Manfaat yang diperoleh
1.
Kita
dapat mengetahui tentang kelompok kerja,manfaat yang didapat dari kelompok
kerja dan penyelesaian konflik dalam kelompok kerja.
2.
mengetahui
cara-cara untuk mewujudkan kelompok kerja yang efektif dan efisien.
3.
Mengetahui
tentang komunikasi di dalam kelompok kerja dan manfaatnya, dan mengetahui pola
komunikasi dalam kelompok kerja.
BAB II
PEMBAHASAN
PEMBAHASAN
KELOMPOK KERJA DAN KOMUNIKASI DALAM ORGANISASI
A.
Kelompok Kerja
Konsep Dasar Mengenai Kelompok kerja
Stoner, Freeman,
dan Gilbert mendefinisikan kelompok sebagai kumpulan dua orang atau lebih yang
saling berinteraksi dan saling mempengaruhi untuk suatu tujuan tertentu yang
dipahami bersama (two or more eople who interact and influence each other
toward a common purpose). Karakteristik kelompok:
·
Merupakan
kumpulan yang beranggotakan lebih dari satu orang, yang berarti adanya
karakteristik yang berbeda dari setiap orang
·
Adanya
interaksi di antara kumpulan orang tersebut
·
Adanya
tujuan bersama yang ingin dicapai
Berdasarkan karakteristik ini, jika kita memahami bahwa pekerjaan
adalah sesuatu yang telah direncanakan oleh organisasi untuk dilakukan dalam
rangka pencapaian tujuan, maka kelompok kerja dapat didefenisikan sebagai
kelompok yang disusun oleh organisasi dengan tujuan untuk menjalankan berbagai
pekerjaan yang terkait dengan pencapaian tujuan organisasi.
Kelompok kerja
perlu disusun terutama jika organisasi atau perusahaan beranggotakan
orang-orang dalam jumlah yang sangat besar, ruang lingkup kegiatan luas, dan
pengelolaan sumber daya yang banyak. untuk orgsnisasi yang beranggotakan
sedikit orang 5-10 orang, barangkali keseluruhan anggota tersebut merupakan
juga satu kelompok kerja, adapun untuk organisasi yang memiliki ribuan orang
anggota, maka kelompok kerja yang disusun berdasarkan tujuan jangka pendek,
jangka menengah, maupun jangka panjang, tergantung dari alasan dan tujuan dari
kelompok kerja tersebut disusun.[1]
Kelompok Kerja Formal dan Informal
Secara teoritis maupun praktik, kelompok kerja dapat dibagi dua, yaitu
kelompok kerja formal dan kelompok kerja informal.
Kelompok kerja formal
Kelompok kerja yang dibentuk atau disusun secara resmi oleh manajer
dimana kelompokkerja tersebut diberikan tugas dan pekerjaan yang terkait dengan
pencapaian tujuan organisasi. Kelompok kerja formal dapat berupa formal dapat
berupa kelompok kerja langsung, kepanitiaan, dan kelompok kerja temporal atau
khusus. Kelompok kerja langsung merupakan kelompok kerja yang disusun
oleh manajer dan beranggotakan beberapa orang bawahan yang berada dibagian
dimana manajer tersebut ditugaskan. Kelompok kerja langsung biasanya dibentuk
atau terbentuk dengan sendirinya (pada saat departementalisasi dilakukan)

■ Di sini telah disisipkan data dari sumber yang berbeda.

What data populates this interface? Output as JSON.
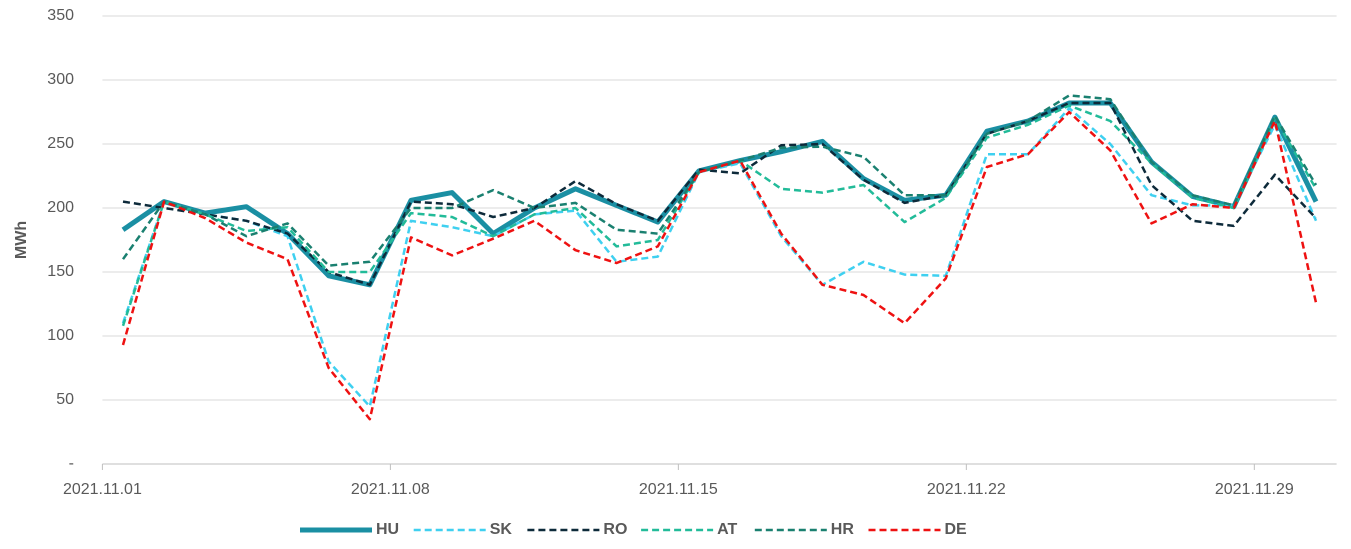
{
  "chart_data": {
    "type": "line",
    "y_label": "MWh",
    "x": [
      "2021.11.01",
      "2021.11.02",
      "2021.11.03",
      "2021.11.04",
      "2021.11.05",
      "2021.11.06",
      "2021.11.07",
      "2021.11.08",
      "2021.11.09",
      "2021.11.10",
      "2021.11.11",
      "2021.11.12",
      "2021.11.13",
      "2021.11.14",
      "2021.11.15",
      "2021.11.16",
      "2021.11.17",
      "2021.11.18",
      "2021.11.19",
      "2021.11.20",
      "2021.11.21",
      "2021.11.22",
      "2021.11.23",
      "2021.11.24",
      "2021.11.25",
      "2021.11.26",
      "2021.11.27",
      "2021.11.28",
      "2021.11.29",
      "2021.11.30"
    ],
    "xticks": [
      "2021.11.01",
      "2021.11.08",
      "2021.11.15",
      "2021.11.22",
      "2021.11.29"
    ],
    "ylim": [
      0,
      350
    ],
    "yticks": [
      {
        "value": 0,
        "label": "-"
      },
      50,
      100,
      150,
      200,
      250,
      300,
      350
    ],
    "grid": true,
    "legend": "bottom",
    "series": [
      {
        "name": "HU",
        "color": "#1a8fa3",
        "style": "solid",
        "values": [
          183,
          205,
          196,
          201,
          180,
          147,
          140,
          206,
          212,
          180,
          200,
          215,
          202,
          189,
          229,
          237,
          244,
          252,
          223,
          206,
          210,
          260,
          268,
          282,
          282,
          236,
          209,
          201,
          271,
          205
        ]
      },
      {
        "name": "SK",
        "color": "#3fd0f0",
        "style": "dashed",
        "values": [
          110,
          205,
          195,
          190,
          178,
          80,
          45,
          190,
          185,
          178,
          195,
          198,
          158,
          162,
          228,
          235,
          178,
          140,
          158,
          148,
          147,
          242,
          242,
          278,
          250,
          210,
          202,
          202,
          265,
          190
        ]
      },
      {
        "name": "RO",
        "color": "#0d2a3a",
        "style": "dashed",
        "values": [
          205,
          200,
          195,
          190,
          180,
          150,
          140,
          205,
          203,
          193,
          200,
          221,
          203,
          190,
          230,
          227,
          249,
          250,
          222,
          204,
          210,
          258,
          268,
          282,
          282,
          218,
          190,
          186,
          226,
          192
        ]
      },
      {
        "name": "AT",
        "color": "#22bb99",
        "style": "dashed",
        "values": [
          108,
          205,
          195,
          182,
          185,
          150,
          150,
          196,
          193,
          178,
          195,
          200,
          170,
          175,
          228,
          237,
          215,
          212,
          218,
          189,
          208,
          255,
          265,
          280,
          268,
          235,
          208,
          200,
          270,
          215
        ]
      },
      {
        "name": "HR",
        "color": "#1a8070",
        "style": "dashed",
        "values": [
          160,
          205,
          195,
          178,
          188,
          155,
          158,
          200,
          200,
          214,
          200,
          204,
          183,
          180,
          228,
          237,
          247,
          248,
          240,
          210,
          210,
          258,
          268,
          288,
          285,
          236,
          210,
          202,
          272,
          218
        ]
      },
      {
        "name": "DE",
        "color": "#ee1111",
        "style": "dashed",
        "values": [
          93,
          205,
          192,
          173,
          160,
          75,
          35,
          177,
          163,
          176,
          190,
          167,
          157,
          170,
          228,
          237,
          180,
          140,
          132,
          110,
          145,
          232,
          242,
          275,
          245,
          188,
          203,
          200,
          268,
          126
        ]
      }
    ]
  }
}
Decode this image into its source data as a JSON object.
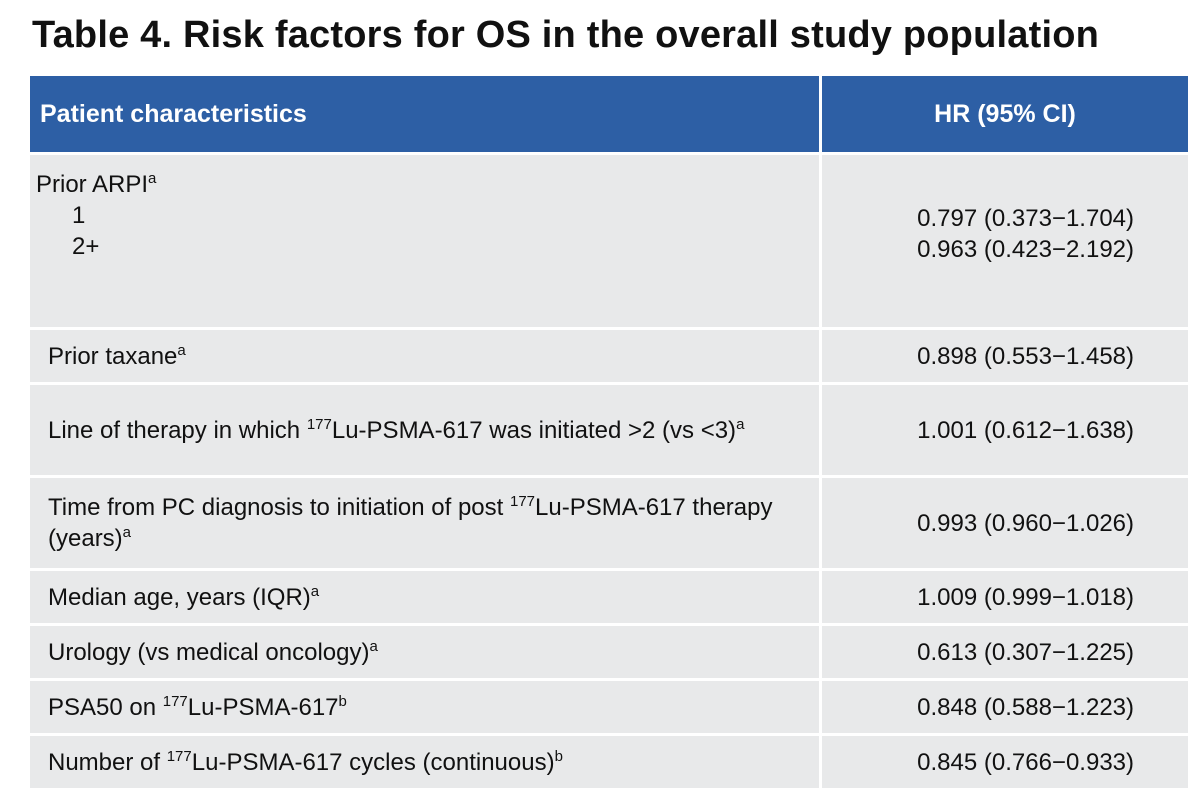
{
  "title": "Table 4. Risk factors for OS in the overall study population",
  "table": {
    "headers": [
      "Patient characteristics",
      "HR (95% CI)"
    ],
    "prior_arpi": {
      "label": "Prior ARPI",
      "label_sup": "a",
      "items": [
        {
          "label": "1",
          "hr": "0.797 (0.373−1.704)"
        },
        {
          "label": "2+",
          "hr": "0.963 (0.423−2.192)"
        }
      ]
    },
    "rows": [
      {
        "pre": "Prior taxane",
        "sup": "a",
        "hr": "0.898 (0.553−1.458)"
      },
      {
        "pre": "Line of therapy in which ",
        "iso": "177",
        "mid": "Lu-PSMA-617 was initiated >2 (vs <3)",
        "sup": "a",
        "hr": "1.001 (0.612−1.638)"
      },
      {
        "pre": "Time from PC diagnosis to initiation of post ",
        "iso": "177",
        "mid": "Lu-PSMA-617 therapy (years)",
        "sup": "a",
        "hr": "0.993 (0.960−1.026)"
      },
      {
        "pre": "Median age, years (IQR)",
        "sup": "a",
        "hr": "1.009 (0.999−1.018)"
      },
      {
        "pre": "Urology (vs medical oncology)",
        "sup": "a",
        "hr": "0.613 (0.307−1.225)"
      },
      {
        "pre": "PSA50 on ",
        "iso": "177",
        "mid": "Lu-PSMA-617",
        "sup": "b",
        "hr": "0.848 (0.588−1.223)"
      },
      {
        "pre": "Number of ",
        "iso": "177",
        "mid": "Lu-PSMA-617 cycles (continuous)",
        "sup": "b",
        "hr": "0.845 (0.766−0.933)"
      }
    ]
  }
}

sebagai konsekuensi langsung dari rencana organisasi yang telah dibuat dan
ketika struktur orgaisasi terbentuk. Kegiatan-kegiatan yang biasanya dilakukan
oleh kelompok kerja langsung adalah
kegiatan yang bersifat utama dari sebuah organisasi dan kebanyakan bersifat
rutin, artinya yang selalu dilakukan oleh organisasi tersebut. Kepanitiaan
adalah kelompok kerja yang disusun oleh manajer dan beranggotakan beberapa
orang yang bisa berasal dari bagian yang sama, atau juga dari bagian lain dari
organisasi. Kepanitiaan disusun berdasarkan tugas-tugas tertentu yang tidak
rutin, namun disusun sebagai upaya untuk mencapai tujuan organisasi pula.

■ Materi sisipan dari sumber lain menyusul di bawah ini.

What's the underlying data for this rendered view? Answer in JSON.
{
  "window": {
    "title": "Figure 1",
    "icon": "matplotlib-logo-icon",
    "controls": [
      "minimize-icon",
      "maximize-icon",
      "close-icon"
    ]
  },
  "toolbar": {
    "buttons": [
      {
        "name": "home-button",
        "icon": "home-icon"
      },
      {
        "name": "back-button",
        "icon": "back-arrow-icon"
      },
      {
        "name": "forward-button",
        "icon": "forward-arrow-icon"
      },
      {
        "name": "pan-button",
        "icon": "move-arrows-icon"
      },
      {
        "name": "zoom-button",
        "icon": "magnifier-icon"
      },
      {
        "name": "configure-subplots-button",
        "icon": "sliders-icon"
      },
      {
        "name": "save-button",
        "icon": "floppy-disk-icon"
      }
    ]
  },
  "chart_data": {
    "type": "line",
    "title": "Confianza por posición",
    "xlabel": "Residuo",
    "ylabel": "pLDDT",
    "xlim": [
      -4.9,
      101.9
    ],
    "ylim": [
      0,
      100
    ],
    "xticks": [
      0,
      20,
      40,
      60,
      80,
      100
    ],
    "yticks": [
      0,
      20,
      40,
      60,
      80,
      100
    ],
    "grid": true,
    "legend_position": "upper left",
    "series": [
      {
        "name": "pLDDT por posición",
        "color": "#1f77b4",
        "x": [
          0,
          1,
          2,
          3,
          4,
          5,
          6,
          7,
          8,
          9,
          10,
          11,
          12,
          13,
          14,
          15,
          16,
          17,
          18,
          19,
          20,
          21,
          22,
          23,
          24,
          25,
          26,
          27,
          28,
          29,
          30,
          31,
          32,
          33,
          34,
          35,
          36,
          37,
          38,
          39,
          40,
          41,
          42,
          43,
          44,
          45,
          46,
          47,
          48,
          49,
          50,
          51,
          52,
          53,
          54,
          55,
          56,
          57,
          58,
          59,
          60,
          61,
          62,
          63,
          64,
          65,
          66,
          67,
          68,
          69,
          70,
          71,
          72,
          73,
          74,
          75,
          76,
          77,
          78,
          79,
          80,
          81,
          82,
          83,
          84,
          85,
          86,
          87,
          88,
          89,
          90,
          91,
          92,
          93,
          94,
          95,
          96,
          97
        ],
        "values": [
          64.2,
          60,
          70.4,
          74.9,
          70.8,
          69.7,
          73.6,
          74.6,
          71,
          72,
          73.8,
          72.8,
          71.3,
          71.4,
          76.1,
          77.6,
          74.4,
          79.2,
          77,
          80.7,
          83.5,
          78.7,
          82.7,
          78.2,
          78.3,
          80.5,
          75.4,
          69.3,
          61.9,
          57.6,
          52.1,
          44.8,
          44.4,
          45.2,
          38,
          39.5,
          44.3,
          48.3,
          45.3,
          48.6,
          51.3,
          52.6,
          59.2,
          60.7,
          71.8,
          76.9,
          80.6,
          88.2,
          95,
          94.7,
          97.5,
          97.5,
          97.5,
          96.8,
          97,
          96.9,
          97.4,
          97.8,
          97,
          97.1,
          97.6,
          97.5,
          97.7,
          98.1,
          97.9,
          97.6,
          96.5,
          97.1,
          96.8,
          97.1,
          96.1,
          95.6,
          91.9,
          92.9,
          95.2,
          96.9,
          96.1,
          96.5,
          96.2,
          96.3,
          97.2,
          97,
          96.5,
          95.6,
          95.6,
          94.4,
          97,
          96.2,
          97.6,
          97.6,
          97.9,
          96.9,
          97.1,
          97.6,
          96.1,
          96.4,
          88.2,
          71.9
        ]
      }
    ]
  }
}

Kepanitiaan biasanya dibuat untuk jangka waktu tertentu yang telah ditetapkan
oleh organisasi. Kelompok kerja temporal atau khusus adalahh kelompok
kerja yang disusun untuk kepentingan-kepentingan khusus yang bersifat
sementara. Diantara contoh dari kelompok kerja seperti ini, misalnya ketika
perusahaan melakukan kerja sama dengan perusahaan lain dalam sebuah kegiatan,
maka perusahaan dapat membentuk kelompok kerja ini, atau juga untuk suatu
kepentingan internal perusahaan dapat juga membentuk kelompok kerja ini dan
lain sebagainya. Sekalipun bersifat khusus, kelompok in tetap disusun untuk
mendukung pencapaian tujuan organisasi,hanya saja biasanya dibenuk dari
program-program yang bersifat tidak tetap dan sementara.
Kelompok kerja informal
Kelompok kerja
informal adalah kelompok kerja yang disusun atau tersusun dengan sendirinya
ketika beberapa anggota dari organisasi yang kegiatannya biasanya tidak terkait
langsung dengan rencana-rencana rutin dari organisasi, namun secara tidak
langsung akan mempengaruhi kinerja dari orang-orang dalam organisasi.[2]
Contohya adalah kelompok olahraga yang beranggotakan para pegawai termasuk juga
para manajer, kelompok hobi, dan lain-lain. Kelompok informal ini biasanya
terbentuk dan dibentuk untuk memelihara budaya
organisasi tertentu yang akan mendukung terpeliharanya kekompakan,
persatuan, dan kinerja dari kelompok kerja formal. Paling tidak ada empat
tujuan mengapa kelompok kerja informal ini dibentuk:
1)
Untuk
memelihara dan memperkuat perilaku positif dari para anggota
2)
Untuk
menciptakan dan memelihara interaksi sesama anggota, sehingga anggota merasa
nyaman, puas, dan aman.
3)
Untuk
membantu para anggota agar dapat saling berkomunikasi dan berinteraksi dalam
bentuk yang informa dan fleksibel
4)
Untuk
membantu manajer dalam menyelesaikan persoalan-persoalan yang mungkin dalam
kondisi formal tidak dapat diselesaikan. Kadang kala seseorang lebih dapat
berkomunikasi ketika tengah bermain tenis bersama misalnya.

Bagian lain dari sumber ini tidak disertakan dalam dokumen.